The doctor came. It was Christmas Day and he had a large family and was a good deal more grumpy than the plumber had been, but he did come, and my respect for Henry sky-rocketted when the official diagnosis proved to agree in every respect with his. ‘Don’t try to give him milk. Just sugar-water, or weak sweet tea—whatever he’ll take. Plus a teaspoonful of this three times a day for ten days.’ He gave me a bottle of thick yellow medicine which was the antibiotics. Dottie curled her lip at it, but I grabbed it gratefully and stuffed the first dose into him as quickly as I could. ‘Liquid, liquid and more liquid,’ said the doctor. ‘If he seems prostrated, get him to hospital. I’ll come in again this evening.’ He sighed as he said this, and I knew then how serious it was.

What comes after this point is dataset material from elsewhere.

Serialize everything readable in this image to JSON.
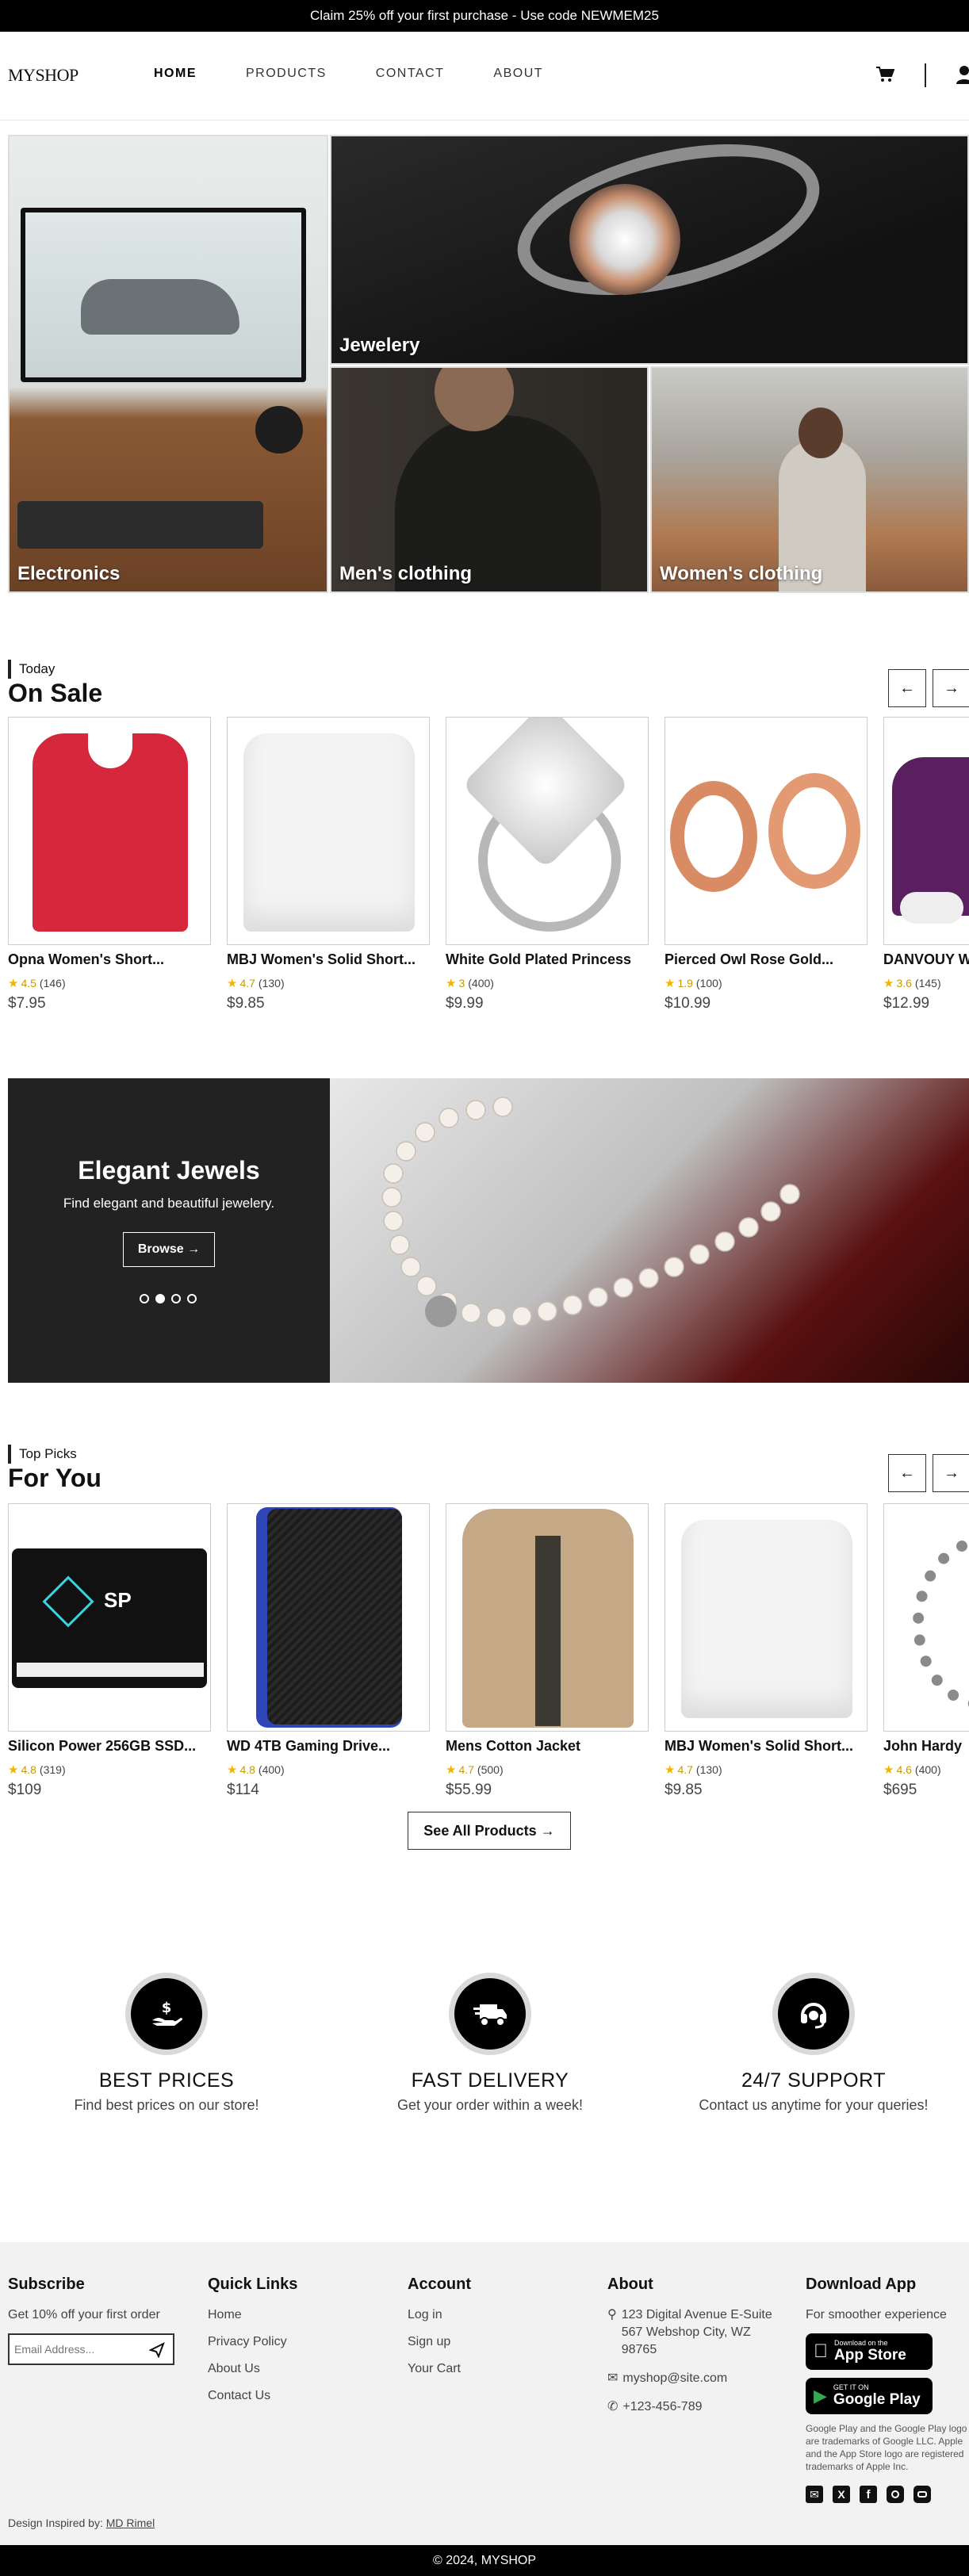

When he’d gone, I suddenly said, ‘But the car’s not working. How could I get him to hospital?’ I looked desperately at Henry, who hesitated only a moment and then said, ‘I’ll stick around. My people will understand.’ I felt as if he were my dearest, closest friend, the most reliable, kind and beloved person in my life. I wanted to hang round his neck and kiss him and thank him. I suppose something of this must have shown in my expression, because he became quite embarrassed and said it was nothing at all, absolutely nothing.